I would pay more attention while making my back wall. At the very beginning, and for the rest of the project as well, I felt a tad intimidated. I sort of hurried through making my back wall and it ended up costing me later. The wall was the wrong shape and I had to fix that. Restarting ended up costing me quite a lot of time. Next time I would also see Ms. Hull more for help as she was very helpful when went to her.
My advice to someone who has never drawn in one point perspective is to take your time, especially when making the foundations of the drawing. The details are much more easy to fix. However, if you mess up something in the foundations, this can take a large toll on the rest of your drawing.

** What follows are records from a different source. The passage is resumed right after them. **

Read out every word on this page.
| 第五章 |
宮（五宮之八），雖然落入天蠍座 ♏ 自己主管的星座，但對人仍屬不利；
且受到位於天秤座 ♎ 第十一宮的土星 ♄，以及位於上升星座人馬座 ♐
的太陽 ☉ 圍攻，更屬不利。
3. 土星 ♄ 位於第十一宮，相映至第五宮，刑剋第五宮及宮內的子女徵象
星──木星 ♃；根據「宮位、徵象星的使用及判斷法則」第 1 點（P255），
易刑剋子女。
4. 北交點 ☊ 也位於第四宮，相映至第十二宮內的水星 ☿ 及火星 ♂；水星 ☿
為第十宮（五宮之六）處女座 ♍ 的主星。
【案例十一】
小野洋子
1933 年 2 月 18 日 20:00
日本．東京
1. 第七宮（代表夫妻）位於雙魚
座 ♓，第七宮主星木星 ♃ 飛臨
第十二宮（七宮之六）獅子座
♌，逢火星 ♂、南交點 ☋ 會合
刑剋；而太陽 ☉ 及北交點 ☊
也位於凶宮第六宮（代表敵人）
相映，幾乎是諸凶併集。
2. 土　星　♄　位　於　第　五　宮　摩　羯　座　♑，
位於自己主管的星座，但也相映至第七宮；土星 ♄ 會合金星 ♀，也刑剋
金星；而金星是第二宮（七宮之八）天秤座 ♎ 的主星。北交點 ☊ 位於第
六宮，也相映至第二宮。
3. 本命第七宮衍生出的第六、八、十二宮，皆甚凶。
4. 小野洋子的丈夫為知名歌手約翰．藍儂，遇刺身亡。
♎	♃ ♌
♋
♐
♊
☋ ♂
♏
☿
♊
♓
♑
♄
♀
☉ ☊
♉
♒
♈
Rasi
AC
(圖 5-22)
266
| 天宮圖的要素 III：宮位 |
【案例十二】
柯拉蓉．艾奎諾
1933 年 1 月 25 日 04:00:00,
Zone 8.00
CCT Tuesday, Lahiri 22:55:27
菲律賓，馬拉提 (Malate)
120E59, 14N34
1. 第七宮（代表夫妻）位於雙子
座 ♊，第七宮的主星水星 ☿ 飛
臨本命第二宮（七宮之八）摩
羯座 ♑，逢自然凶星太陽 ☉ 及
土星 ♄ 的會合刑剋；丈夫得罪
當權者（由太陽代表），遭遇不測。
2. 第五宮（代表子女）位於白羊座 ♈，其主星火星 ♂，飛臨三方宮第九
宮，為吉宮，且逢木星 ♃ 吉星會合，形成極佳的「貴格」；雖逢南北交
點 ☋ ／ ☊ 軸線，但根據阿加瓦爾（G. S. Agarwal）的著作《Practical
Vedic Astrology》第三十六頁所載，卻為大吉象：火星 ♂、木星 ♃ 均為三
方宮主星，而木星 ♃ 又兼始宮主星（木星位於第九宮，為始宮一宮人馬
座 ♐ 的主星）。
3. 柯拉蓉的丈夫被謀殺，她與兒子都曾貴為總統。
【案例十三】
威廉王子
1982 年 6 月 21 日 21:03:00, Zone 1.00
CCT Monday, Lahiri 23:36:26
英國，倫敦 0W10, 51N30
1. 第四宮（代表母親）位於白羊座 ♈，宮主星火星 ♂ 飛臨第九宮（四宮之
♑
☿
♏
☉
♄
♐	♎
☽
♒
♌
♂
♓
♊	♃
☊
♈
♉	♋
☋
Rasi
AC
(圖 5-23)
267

The resource that helped me the most was Ms. Hull. When I went to her we talked about the different types of line relationships, if that makes any sense. We looked at the lines that are parallel to each other and the lines that go to the vanishing point. She also did some sketches demonstrating these concepts that I was able to look at later to be reminded of what I needed to do.
I would like to think that given another opportunity to do this, I could do better. I know that my current drawing is somewhat lacking but I am still proud of what I accomplished despite what I did being nothing to someone of a higher caliber than myself.